Jury selection is set to begin Thursday in the trial of Tou Tao, J. Alexander Kuang and Thomas Lane on charges of depriving Floyd of his rights by acting under government direction. Only four journalists will be allowed into the courtroom at a time. Other reporters and the general public will be limited to about 40 seats in two crowded courtrooms, where they will watch the broadcast on monitors that provide only a limited view.
Under long-standing federal court rules, the trial will not be broadcast live or broadcast to the public, unlike last year’s state court murder trial of Derek Chauvin, a white former Minneapolis officer who held Floyd to the sidewalk with his knee on his neck. despite the black man’s pleas that he can’t breathe.

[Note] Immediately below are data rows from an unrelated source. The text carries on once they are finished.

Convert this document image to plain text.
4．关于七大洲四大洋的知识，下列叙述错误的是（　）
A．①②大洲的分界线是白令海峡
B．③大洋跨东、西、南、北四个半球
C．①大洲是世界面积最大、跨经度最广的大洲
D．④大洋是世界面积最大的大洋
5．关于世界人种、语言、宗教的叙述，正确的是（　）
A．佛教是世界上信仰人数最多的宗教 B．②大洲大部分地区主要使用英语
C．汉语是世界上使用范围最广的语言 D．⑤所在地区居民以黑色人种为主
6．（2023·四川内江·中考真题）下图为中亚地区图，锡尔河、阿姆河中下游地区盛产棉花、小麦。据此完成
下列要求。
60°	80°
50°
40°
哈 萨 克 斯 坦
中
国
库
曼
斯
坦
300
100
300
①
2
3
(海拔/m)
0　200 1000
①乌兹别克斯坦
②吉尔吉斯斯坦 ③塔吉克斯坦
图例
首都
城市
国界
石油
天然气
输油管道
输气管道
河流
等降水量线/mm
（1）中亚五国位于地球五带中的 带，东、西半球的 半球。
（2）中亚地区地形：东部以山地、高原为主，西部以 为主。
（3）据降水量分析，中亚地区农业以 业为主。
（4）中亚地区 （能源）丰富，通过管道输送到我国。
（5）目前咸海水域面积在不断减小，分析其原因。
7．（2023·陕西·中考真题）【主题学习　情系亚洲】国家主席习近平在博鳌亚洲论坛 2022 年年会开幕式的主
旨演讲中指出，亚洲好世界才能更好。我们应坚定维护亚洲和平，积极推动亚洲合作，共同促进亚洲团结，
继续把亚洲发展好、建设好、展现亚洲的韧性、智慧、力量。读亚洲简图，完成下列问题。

A Hennepin County judge in this case made an exception to the state’s usual restrictions on cameras, citing the need for public access during a pandemic.
Magnuson also denied the media coalition’s request for access to trial exhibits on the same day. He said he would decide on the release of that physical evidence at the end of the case and consider factors such as the defendants’ right to a fair trial in state court for aiding and abetting murder and manslaughter, which is about to begin. June 13th.
“I appreciate your concerns, but I don’t share them,” Magnuson wrote. “I believe that the media and the public will have the greatest possible access to these proceedings during this time of high Covid transmission.”